Would like to comment both on the artifacts and the kids.

RE: artifacts. Guess I was lucky that ca. 1985 when I visited Charleston, I bought a bullet for about $ .25 and it's now worth $9? Also the US belt buckle I bought for about $25 is now worth $350 or so, per Antiques Roadshow. As good as bullets though are your local dealers who might turn up Indian arrowheads--have one of those too, from WI.

RE: kids. I am a big fan of Supernanny, Jo Frost, even though I don't have children, but I used to do management training. Like in management, you find "the fish rots from the head down." The problem with the kids is usually really with the parents--mostly they don't know how to discipline their children who then become wild. This week Jo Frost, who's brilliant, dealt with 2 sisters, 11 and 13 or so, who had really turned almost violent toward each other and their mother. After Jo taught the mother how to discipline them (for older children, it's the "reflection couch" rather than the "naughty spot"), what the problem also turned out to be was, to my mind, that these teenagers were just down right bored to death, so they turned their frustration into anger toward each other and their mother whose relationship to them previously was mostly to constantly tell them what not to do, with little other conversation. Anyway, Jo got the girls to make an "English garden" on their deck. Well, the girls loved it; they were proud of themselves for creating colorful flower pots and a garden, and had worked nicely and cheerfully together.

What I'm saying is that it's really good to see parents here talking about getting their kids interested in the CW. What I've seen is that between ages 7 and 14 kids need things that are tangible and fairly easy to comprehend. For me it was also the Civil War, my interest piqued by stories of girl slaves escaping via the Underground RR and cavalry, etc., at a time that the Civil Rights movement was also beginning. So both seemed to go together.

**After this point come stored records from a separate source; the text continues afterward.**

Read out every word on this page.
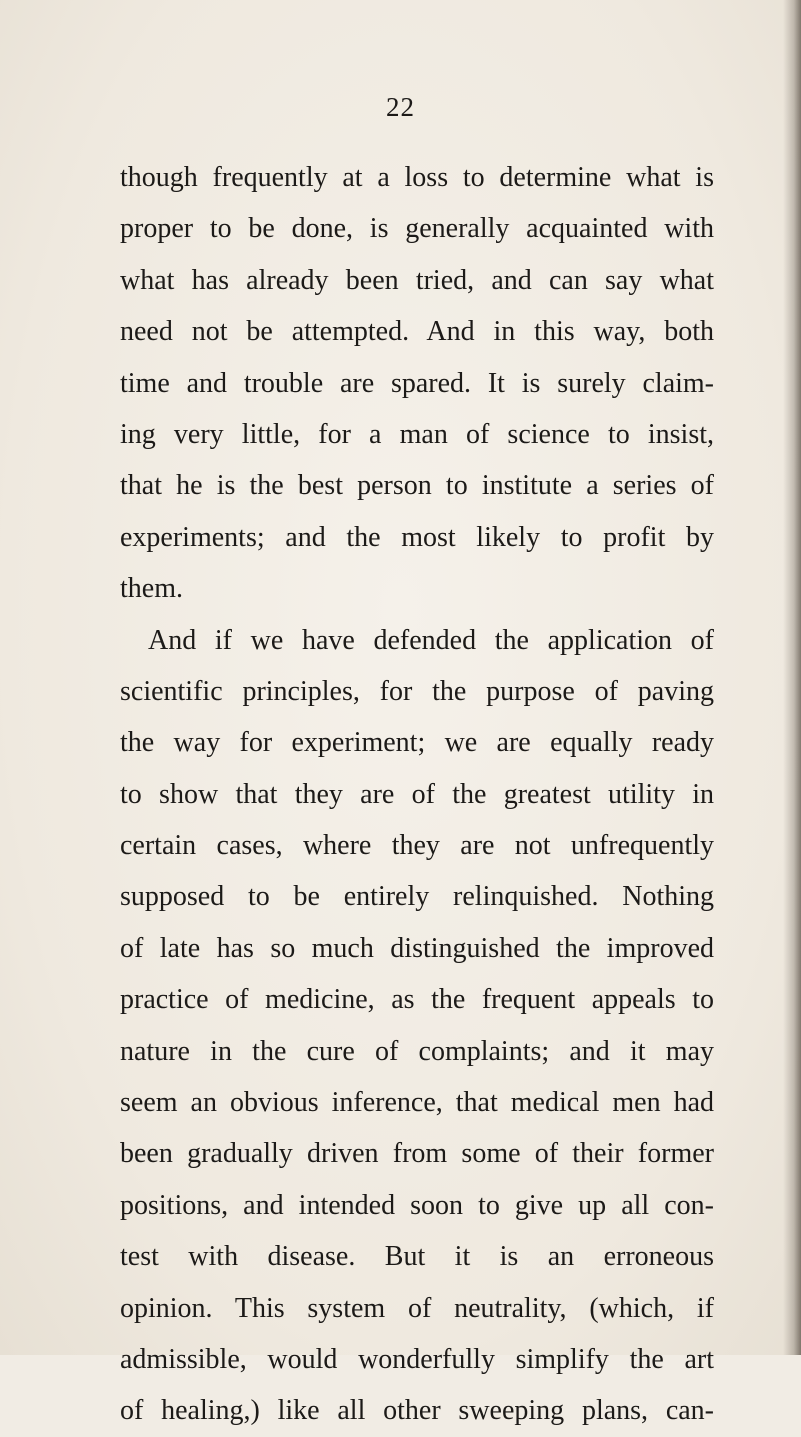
22
though frequently at a loss to determine what is
proper to be done, is generally acquainted with
what has already been tried, and can say what
need not be attempted. And in this way, both
time and trouble are spared. It is surely claim-
ing very little, for a man of science to insist,
that he is the best person to institute a series of
experiments; and the most likely to profit by
them.
And if we have defended the application of
scientific principles, for the purpose of paving
the way for experiment; we are equally ready
to show that they are of the greatest utility in
certain cases, where they are not unfrequently
supposed to be entirely relinquished. Nothing
of late has so much distinguished the improved
practice of medicine, as the frequent appeals to
nature in the cure of complaints; and it may
seem an obvious inference, that medical men had
been gradually driven from some of their former
positions, and intended soon to give up all con-
test with disease. But it is an erroneous
opinion. This system of neutrality, (which, if
admissible, would wonderfully simplify the art
of healing,) like all other sweeping plans, can-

And wars, as in just battles, are easy to comprehend--there are winners and losers, heroes on both sides, and often the best of humanity is brought out, as well as the worst. I think we've lost this tangibleness in becoming an urban nation. I will never forget the look of sheer adoration I saw on the face of a 7 year old boy on PBS's "Frontier House" as his father taught him how to fish. But on Supernanny there are scenes where 7 year olds beg their parents to play with them and they refuse (which is pointed out strongly by Supernanny). So hooray for our parents and their kids!! And don't dismiss girls' interest--teach them how to cook over a camp fire, ride horses, first aid. It's the things we learn as kids that we remember the most in life.

Congrats to the parents! Hope I haven't "shared" too much.